Riot, repeat: How America’s unrest became a bad rerun



History doesn’t just move forward — it echoes. Karl Marx once said history repeats itself, “first as tragedy, second as farce.” He meant it as a jab at 19th-century France, where Napoleon’s nephew attempted to replicate his uncle’s revolutionary drama not on the battlefield but rather through bureaucratic spectacle. Nevertheless, Marx’s insight fits modern America. Our cycles of unrest and outrage have become predictable theater — each act beginning with moral panic and ending in absurdity.

The summer of 2020 was a national trauma. The killing of George Floyd was a tragedy that radicals turned into revolution. Riots swept through more than 2,000 cities, torching businesses, destroying neighborhoods, and leaving dozens dead. Egged on by the race-baiting activists at Black Lives Matter, mobs looted stores, assaulted police, and terrorized communities.

The line between tragedy and farce is thinner than ever — and this time, we can’t afford to play the fool.

Media outlets downplayed the carnage as “fiery but mostly peaceful.” Political leaders joined the chorus, afraid to confront the mob. Corporate America rushed to signal its virtue by taking the knee, pouring billions into “racial equity” schemes that enriched activists but divided the country.

The real tragedy wasn’t just the damage — it was the betrayal. Spineless mayors and governors surrendered their cities. Police were handcuffed, budgets gutted, and criminals emboldened. The riots hollowed out public trust, replacing civic order with cultural resentment. America’s guardians became scapegoats, and justice itself became negotiable.

From riot to parody

Five years on, the rebellion has devolved into a pathetic sideshow. Antifa’s latest “resistance” — a handful of masked agitators harassing Immigration and Customs Enforcement agents as they carry out long-overdue deportations — feels less like revolution and more like performance art.

Their vandalism is designed for TikTok, not for change: laser pointers at officers, graffiti on walls, choreographed scuffles for social media. It’s a boutique insurgency — staged in deep-blue enclaves, broadcast for dopamine hits, and forgotten the next day.

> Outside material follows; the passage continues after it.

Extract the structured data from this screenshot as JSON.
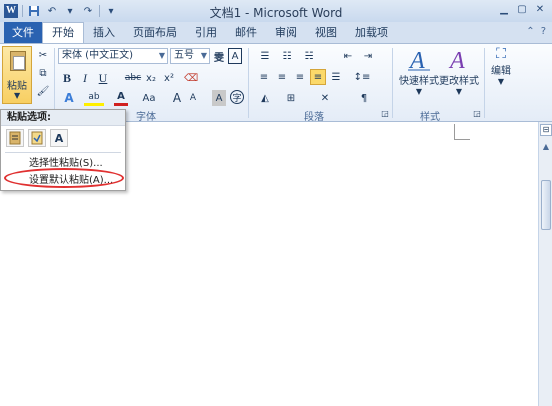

The chaos of 2020 burned cities. The tantrums of 2025 barely dent a precinct wall. The tragedy has become farce.

Still, both movements spring from the same poisoned root: a left-wing ideology that despises America’s foundations. BLM targeted police as enforcers of “white supremacy.” Antifa brands border agents as fascists for upholding immigration law.

Both rely on the same tactics — decentralized mobs, anonymous online organizing, and emotional manipulation amplified by social media. Both seek power through grievance, not through persuasion. And both reveal how progressive rage, unmoored from reality, becomes self-parody.

In 2020, rioters burned precincts and seized city blocks. They demanded “defund the police” and got it — along with record crime rates and broken neighborhoods. In 2025, their heirs spray-paint slogans and livestream tantrums. Their only victory is visibility.

The digital theater of rage

Social media turned riots into content. In 2020, doctored clips of “police brutality” fueled nationwide hysteria, empowered anti-cop lunatics, and enriched grifters. Today, the same algorithms push Antifa’s posturing, turning vandalism into viral spectacle.

These platforms profit from outrage. They amplify emotion, suppress context, and reward hysteria. The result is a feedback loop of performative politics — activism as cosplay.

After years of indulgence, government crackdowns have finally returned. ICE operates under firm executive backing. Local police departments no longer hesitate to enforce the law. The radicals, once protected, now find themselves exposed and outmatched.

But even as law enforcement regains its footing, the left’s playbook remains unchanged. The grievances are repackaged, the slogans recycled, the media coverage predictable. It’s cultural Marxism with a TikTok filter — ideology as entertainment.

Farce doesn’t mean harmless. Every protest turned stunt still corrodes civic life. Each viral act of defiance feeds distrust in law, borders, and the rule of order itself.

The radicals thrive on illusion: fake oppression, fake urgency, fake rebellion. Meanwhile, real Americans bear the cost — higher crime, divided communities, and institutions too timid to defend themselves.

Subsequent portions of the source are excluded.